Kisah Louis Braille
Halo! Nama saya Louis Braille. Saya lahir sudah sangat lama sekali, pada tanggal 4 Januari 1809, di sebuah kota kecil di Prancis bernama Coupvray. Ayah saya adalah seorang pengrajin kulit, dan saya suka sekali menghabiskan waktu di bengkelnya. Bengkel itu dipenuhi dengan aroma kulit dan suara perkakasnya yang mengetuk dan memotong. Ketika saya baru berusia tiga tahun, saya mengalami kecelakaan parah saat bermain dengan salah satu perkakas tajam ayah saya. Mata saya terluka, dan tak lama kemudian, sebuah infeksi membuat saya tidak bisa melihat dengan kedua mata saya. Dunia menjadi gelap, tetapi keluarga saya membantu saya belajar menggunakan telinga, hidung, dan tangan saya untuk menjelajahi segala sesuatu di sekitar saya. Saya masih bisa membayangkan semua warna di dunia, dan saya bertekad untuk belajar seperti anak-anak lainnya.

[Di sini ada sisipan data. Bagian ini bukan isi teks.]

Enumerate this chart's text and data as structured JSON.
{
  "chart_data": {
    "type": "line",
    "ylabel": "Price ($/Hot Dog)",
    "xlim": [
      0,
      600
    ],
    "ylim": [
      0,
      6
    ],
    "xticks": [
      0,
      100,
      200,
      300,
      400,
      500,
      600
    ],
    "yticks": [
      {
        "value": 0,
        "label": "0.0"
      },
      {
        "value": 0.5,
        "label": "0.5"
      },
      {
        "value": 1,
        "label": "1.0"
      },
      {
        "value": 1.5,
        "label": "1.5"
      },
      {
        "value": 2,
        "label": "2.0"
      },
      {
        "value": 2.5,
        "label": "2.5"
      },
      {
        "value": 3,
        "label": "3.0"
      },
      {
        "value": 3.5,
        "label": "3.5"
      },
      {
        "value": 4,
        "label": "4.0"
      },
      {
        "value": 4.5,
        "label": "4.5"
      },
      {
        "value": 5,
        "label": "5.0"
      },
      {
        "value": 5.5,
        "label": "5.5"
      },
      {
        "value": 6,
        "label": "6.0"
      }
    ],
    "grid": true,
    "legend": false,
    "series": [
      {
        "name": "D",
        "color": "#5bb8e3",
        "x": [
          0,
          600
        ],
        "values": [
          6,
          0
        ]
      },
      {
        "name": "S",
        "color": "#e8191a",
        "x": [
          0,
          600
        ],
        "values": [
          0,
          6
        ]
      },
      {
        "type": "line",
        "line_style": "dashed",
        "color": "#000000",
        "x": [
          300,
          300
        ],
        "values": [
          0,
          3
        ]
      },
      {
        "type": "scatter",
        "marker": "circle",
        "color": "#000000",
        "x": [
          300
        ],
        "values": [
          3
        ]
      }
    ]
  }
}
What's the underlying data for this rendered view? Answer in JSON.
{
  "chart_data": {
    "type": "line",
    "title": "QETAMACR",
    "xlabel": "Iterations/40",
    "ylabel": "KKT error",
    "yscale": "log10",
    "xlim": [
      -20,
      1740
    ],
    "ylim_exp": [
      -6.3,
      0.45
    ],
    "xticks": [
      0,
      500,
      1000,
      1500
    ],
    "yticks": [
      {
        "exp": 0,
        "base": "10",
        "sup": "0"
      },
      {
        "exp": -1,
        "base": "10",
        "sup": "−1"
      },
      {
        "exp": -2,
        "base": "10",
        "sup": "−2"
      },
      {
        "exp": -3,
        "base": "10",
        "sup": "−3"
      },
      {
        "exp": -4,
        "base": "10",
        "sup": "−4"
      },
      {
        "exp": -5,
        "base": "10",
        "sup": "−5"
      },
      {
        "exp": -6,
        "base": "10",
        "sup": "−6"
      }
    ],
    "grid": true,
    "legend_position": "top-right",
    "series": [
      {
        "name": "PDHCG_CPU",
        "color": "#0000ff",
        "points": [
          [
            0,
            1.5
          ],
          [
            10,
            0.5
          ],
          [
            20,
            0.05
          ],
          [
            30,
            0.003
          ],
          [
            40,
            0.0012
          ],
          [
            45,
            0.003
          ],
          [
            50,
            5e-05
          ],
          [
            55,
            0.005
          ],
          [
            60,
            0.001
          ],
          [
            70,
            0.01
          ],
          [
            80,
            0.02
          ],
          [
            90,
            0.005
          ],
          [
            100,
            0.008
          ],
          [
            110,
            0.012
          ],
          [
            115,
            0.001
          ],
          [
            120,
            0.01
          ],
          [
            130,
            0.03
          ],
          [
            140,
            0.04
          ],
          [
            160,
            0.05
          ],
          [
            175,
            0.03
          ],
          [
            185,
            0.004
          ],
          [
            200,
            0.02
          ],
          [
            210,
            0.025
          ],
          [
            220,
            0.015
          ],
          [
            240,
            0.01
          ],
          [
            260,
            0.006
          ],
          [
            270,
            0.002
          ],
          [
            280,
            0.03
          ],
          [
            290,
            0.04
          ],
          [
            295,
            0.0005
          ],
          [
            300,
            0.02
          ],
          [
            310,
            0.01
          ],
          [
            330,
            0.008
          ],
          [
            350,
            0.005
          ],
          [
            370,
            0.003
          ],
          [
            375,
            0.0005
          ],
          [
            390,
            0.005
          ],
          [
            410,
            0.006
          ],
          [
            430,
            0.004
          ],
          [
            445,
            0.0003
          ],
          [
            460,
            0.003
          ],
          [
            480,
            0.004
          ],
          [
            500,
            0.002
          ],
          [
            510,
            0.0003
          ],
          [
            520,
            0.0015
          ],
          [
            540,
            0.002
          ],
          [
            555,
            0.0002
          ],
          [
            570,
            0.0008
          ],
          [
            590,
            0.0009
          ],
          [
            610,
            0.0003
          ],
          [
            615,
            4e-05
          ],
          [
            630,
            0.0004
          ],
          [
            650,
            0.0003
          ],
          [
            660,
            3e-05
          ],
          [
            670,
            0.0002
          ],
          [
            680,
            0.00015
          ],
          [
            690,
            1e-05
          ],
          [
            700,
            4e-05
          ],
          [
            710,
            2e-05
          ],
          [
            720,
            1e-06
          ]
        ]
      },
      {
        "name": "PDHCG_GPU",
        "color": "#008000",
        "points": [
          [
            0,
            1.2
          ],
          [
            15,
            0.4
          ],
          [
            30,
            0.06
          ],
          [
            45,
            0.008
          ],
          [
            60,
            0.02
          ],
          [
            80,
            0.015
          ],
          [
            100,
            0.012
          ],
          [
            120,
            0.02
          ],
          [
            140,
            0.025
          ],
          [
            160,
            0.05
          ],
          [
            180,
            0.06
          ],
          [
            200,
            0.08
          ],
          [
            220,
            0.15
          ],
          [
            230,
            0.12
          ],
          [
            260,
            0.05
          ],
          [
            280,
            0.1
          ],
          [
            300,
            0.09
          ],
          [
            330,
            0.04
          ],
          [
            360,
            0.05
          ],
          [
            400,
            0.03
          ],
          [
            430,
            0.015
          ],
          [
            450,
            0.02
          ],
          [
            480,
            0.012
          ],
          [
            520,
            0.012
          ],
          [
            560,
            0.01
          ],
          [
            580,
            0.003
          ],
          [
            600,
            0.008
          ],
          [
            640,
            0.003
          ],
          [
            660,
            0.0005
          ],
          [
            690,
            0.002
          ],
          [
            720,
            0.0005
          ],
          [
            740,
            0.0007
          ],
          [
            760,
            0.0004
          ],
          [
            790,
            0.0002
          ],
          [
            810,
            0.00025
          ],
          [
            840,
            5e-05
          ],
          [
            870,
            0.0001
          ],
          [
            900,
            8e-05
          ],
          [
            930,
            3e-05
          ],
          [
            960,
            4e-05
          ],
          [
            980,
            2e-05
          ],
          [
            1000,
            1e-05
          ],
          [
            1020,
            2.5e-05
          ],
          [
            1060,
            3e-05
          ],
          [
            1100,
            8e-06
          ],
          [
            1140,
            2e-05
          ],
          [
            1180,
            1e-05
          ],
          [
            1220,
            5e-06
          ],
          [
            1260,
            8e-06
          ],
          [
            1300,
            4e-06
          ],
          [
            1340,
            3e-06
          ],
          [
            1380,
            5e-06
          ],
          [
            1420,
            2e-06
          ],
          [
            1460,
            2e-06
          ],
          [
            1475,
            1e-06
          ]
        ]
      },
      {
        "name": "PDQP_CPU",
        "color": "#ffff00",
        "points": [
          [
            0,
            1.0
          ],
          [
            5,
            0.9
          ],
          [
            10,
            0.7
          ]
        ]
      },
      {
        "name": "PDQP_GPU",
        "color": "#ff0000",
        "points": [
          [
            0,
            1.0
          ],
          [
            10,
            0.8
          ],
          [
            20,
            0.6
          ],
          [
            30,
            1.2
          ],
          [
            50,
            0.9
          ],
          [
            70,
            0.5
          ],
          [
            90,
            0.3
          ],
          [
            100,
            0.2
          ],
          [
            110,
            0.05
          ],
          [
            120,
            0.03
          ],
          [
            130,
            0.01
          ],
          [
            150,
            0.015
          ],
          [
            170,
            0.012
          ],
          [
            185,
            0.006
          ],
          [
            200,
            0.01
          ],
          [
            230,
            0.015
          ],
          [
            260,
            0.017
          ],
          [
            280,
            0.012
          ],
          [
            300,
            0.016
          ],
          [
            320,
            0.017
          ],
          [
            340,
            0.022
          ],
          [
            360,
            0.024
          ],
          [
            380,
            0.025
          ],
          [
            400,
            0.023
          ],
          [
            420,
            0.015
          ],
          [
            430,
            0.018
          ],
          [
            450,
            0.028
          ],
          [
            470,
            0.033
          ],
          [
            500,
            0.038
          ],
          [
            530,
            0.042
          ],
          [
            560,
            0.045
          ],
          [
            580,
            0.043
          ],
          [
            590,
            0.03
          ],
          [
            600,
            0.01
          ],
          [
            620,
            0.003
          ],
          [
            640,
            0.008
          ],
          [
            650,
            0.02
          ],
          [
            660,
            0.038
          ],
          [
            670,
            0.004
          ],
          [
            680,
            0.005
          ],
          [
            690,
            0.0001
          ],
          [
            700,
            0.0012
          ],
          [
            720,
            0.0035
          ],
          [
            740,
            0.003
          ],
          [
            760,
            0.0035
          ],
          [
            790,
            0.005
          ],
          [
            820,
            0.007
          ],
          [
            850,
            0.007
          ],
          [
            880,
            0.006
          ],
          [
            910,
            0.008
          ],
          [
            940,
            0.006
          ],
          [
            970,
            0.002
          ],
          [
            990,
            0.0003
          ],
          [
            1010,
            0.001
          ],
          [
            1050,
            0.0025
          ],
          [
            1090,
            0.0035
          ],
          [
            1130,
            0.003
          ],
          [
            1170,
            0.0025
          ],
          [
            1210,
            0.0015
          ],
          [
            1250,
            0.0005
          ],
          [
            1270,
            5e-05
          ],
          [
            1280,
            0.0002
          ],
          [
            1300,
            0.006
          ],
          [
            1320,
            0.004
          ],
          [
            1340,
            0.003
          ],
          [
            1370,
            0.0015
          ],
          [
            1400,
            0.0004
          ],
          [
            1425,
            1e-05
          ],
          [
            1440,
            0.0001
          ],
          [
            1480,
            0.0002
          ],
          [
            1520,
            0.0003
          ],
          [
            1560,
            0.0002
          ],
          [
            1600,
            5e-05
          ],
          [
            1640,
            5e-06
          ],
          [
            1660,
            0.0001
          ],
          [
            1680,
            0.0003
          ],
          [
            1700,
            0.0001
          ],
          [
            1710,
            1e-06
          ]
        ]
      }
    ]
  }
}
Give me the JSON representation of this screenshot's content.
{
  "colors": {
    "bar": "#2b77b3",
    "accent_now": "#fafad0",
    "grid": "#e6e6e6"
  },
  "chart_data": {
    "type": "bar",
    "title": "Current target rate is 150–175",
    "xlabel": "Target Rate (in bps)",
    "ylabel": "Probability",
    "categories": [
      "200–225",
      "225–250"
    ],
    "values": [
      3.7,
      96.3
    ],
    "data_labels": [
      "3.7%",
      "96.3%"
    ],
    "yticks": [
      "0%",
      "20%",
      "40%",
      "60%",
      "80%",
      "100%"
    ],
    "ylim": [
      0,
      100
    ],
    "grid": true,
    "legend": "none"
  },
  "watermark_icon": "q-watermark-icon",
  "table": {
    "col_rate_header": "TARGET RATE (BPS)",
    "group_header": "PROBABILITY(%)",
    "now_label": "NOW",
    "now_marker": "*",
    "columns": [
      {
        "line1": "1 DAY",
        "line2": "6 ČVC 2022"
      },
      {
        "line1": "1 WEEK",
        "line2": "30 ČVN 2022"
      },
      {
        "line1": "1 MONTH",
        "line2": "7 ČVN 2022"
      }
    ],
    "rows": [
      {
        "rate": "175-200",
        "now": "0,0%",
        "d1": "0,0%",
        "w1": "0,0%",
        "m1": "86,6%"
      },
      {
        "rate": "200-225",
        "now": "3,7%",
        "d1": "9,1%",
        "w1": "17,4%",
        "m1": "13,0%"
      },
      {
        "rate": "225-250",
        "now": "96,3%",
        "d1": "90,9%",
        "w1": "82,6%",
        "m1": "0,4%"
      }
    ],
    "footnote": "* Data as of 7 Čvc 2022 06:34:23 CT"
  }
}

Ketika saya berusia sepuluh tahun, orang tua saya mengirim saya ke sekolah khusus di kota besar Paris. Sekolah itu bernama Institut Kerajaan untuk Pemuda Tunanetra. Saya sangat bersemangat untuk belajar membaca! Tetapi buku-bukunya sangat sulit. Buku-buku itu memiliki huruf-huruf timbul yang besar yang harus diraba dengan jari satu per satu. Prosesnya sangat lambat, dan hanya ada beberapa buku raksasa ini di seluruh sekolah. Suatu hari, seorang pria bernama Charles Barbier berkunjung. Dia adalah seorang prajurit dan telah menemukan sesuatu yang disebut "tulisan malam" agar para prajurit dapat membaca pesan dalam gelap tanpa cahaya. Sistem itu menggunakan kode titik dan garis timbul. Sistemnya sedikit membingungkan, tetapi itu memberi saya ide cemerlang! Bagaimana jika saya bisa membuat kode yang lebih sederhana hanya dengan menggunakan titik? Saya menghabiskan setiap waktu luang untuk mengerjakan ide saya. Saya menggunakan alat kecil bernama stilus untuk membuat titik-titik di atas kertas, mencoba berbagai pola berulang kali.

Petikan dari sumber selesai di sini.